A court in Malmö has jailed a former Migration Board worker and his accomplice for taking bribes in exchange for residence permits and passports for asylum seekers desperate to stay in Sweden.

Migration Board worker took bribes for passports
The Swedish Migration Board's offices in Malmö. Photo: Drago Prvulovic/TT

In a bribery case that first came to light in the summer of 2012, three men were charged with selling Swedish residence permits, forged Bulgarian passports and other identity documents to refugees seeking shelter in Sweden. 

The court gave one of the suspects a three-year prison sentence for taking bribes and helping to forge documents. 

The 53-year-old ex-case officer earned 450,000 kronor ($54,000) from taking bribes in seven separate cases, the court said. 

A 56-year-old accomplice was jailed for a year and a half for forging passports and other forms of identification. 

A second Migration Board case officer, a 47-year-old man, was cleared of the charges against him. 

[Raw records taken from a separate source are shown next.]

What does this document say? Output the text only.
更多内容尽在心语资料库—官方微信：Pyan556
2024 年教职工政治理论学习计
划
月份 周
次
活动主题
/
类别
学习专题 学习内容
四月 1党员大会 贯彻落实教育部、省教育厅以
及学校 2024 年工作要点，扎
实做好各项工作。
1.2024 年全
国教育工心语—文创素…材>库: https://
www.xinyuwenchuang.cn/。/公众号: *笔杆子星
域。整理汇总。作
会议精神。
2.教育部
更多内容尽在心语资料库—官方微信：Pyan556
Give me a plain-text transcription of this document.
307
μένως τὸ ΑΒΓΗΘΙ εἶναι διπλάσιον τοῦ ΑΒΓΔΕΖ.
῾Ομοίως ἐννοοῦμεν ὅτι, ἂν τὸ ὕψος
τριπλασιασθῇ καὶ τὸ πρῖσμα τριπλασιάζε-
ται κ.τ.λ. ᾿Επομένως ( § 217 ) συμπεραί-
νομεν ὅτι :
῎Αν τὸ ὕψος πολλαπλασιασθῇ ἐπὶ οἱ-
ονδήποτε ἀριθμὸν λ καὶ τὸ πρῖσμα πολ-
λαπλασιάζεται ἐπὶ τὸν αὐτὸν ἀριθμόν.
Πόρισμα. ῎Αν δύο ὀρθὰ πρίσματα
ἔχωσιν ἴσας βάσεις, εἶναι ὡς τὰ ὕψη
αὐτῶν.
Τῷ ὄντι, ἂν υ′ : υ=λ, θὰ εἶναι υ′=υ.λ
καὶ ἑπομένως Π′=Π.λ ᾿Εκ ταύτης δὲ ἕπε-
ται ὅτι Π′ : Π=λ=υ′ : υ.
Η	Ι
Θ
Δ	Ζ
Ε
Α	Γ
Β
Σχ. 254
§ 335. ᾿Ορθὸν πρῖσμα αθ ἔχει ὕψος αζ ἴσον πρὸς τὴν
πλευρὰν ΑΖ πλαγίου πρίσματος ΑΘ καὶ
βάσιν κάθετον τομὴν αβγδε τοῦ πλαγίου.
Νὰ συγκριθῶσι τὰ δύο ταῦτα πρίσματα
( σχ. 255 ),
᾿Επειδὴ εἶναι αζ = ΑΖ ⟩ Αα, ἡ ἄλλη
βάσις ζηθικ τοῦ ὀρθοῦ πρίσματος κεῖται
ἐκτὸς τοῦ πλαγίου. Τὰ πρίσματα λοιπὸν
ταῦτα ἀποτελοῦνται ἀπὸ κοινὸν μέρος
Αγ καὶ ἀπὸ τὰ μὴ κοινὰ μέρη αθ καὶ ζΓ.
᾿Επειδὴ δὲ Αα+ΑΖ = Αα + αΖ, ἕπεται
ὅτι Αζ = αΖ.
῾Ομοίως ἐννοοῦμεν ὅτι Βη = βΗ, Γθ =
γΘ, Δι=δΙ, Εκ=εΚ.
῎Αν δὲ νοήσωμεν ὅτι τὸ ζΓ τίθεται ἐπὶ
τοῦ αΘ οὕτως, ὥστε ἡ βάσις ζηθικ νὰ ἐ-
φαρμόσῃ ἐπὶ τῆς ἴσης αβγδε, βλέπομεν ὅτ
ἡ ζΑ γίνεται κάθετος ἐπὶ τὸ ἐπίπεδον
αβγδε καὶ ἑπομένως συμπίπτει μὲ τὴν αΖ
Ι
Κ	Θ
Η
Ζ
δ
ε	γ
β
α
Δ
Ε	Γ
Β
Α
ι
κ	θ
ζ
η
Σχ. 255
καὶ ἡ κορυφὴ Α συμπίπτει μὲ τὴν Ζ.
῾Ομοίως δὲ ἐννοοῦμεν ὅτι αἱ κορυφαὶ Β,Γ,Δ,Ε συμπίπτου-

Investigators found that the asylum seekers, who hailed from Africa and the Middle East, were given forged Bulgarian passports which allowed them to remain in the European Union.

Some also paid the migration agency workers to obtain Swedish residency permits.

The false passports gave the asylum seekers the right to remain in Sweden based on the residency rights afforded all EU citizens.

Suspicions about the scheme emerged after an internal Migration Board investigation, prompting the agency to notify police.